No, that method doesn't really work.

The galleries that featured shows of individual artists seemed to be very proud of doing this - it was something they could afford to do, selflessly. It definitely paid off in attention to have an immersive, consistent space. A prime example is Adam McEwan's "I Am Curious Yellow" installation at Nicole Klagsburn, which consisted of a series in only white and yellow, including blowups of Soviet German buttons, swastikas, and large prints of an article about an Olympic runner's alleged gender fraud.

Peter Liversidge got a bright little room with two installations ("Come On In" of handpainted dice, and "little by little" neon) including the proposals for those installations.

The preponderance of high-hung neon was nicely deflated by a Japanese artist's smashed neon sign near the ground.

I always like what Mizuma has, but if there's a message to take from this show it's that Orientalism doesn't even work any more.
my bandwidth was shutting down in protest and I started favoring one-liners. I chatted with the Andrew Kreps assistant working under this for a few minutes. Kreps also featured a pro-choice piece by Andrea Bowers, consisting of a pre-Roe v. Wade letter from a shudderingly oppressed woman who had no idea where to get an abortion to a sympathetic (or maybe not) organization.

English mega-gallery White Cube featured this life-size bronze of a trans man by Marc Quinn.

What I find interesting about Benjamin Edwards ("Solo", 2010 and already sold) is that 3-d is already, especially if done right, far beyond the glitchy emptiness he foregrounds.

Limning the differences between him and Justin Faunce is a quick exercise.


I love David Schnell very much.

I wonder if the title "world map of genreal hazards" is intentional. I rather like "genreal" better than "general". I don't know who did the Scrooge McDuck but it's excellently posed for this photo op.

South African galleries felt especially strong this year. This taxidermied farcegory had a live band playing incidental music that I saw VIPs covering their ears for.

Mathias Faldbakken, I think. It's bare canvas, pencil, kinda sloppy. What I'm seeing is a conceptual artist without assistants.

I took a picture of one of my favorite artists and completely just assumed I'd remember her name.

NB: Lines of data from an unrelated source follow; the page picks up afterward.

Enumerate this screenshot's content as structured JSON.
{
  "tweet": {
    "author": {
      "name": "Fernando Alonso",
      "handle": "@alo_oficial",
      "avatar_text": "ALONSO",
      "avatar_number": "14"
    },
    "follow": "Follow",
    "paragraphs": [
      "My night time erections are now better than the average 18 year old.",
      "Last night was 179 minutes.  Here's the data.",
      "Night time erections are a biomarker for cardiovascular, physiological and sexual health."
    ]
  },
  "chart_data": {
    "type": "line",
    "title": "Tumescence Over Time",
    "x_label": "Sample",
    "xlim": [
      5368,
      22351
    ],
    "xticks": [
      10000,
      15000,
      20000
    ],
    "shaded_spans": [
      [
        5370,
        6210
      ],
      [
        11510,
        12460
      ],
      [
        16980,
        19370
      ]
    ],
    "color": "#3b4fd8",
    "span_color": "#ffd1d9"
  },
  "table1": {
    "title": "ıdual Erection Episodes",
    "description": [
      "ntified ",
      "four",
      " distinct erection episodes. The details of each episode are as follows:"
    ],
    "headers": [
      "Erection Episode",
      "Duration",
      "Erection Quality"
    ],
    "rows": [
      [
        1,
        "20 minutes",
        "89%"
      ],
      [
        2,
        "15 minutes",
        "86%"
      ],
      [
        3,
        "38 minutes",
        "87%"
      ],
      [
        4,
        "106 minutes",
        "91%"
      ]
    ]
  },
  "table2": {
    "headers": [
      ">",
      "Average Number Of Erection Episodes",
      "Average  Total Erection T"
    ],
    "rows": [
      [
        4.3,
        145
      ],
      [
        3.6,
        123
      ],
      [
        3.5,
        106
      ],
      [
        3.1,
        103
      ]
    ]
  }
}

RM Fischer is an example of why I like sculpture more than anything these days. It's eclectic and interesting and playful and doesn't care quite as much about The Market.

I think that's about all I can salvage. I don't want to declare a judgment on the show overall, because it's a lot of different galleries trying a lot of different tactics, and sometimes the good parts are just good and the bad parts are really interesting. I'll do further posts on the many other venues that have sprouted up this week. There are qualitative comparisons to be made, and I'd rather not debate context or content.

Oh yeah. I nearly forgot the Forget perfume booth. They had spray, for forgetting. It didn't work.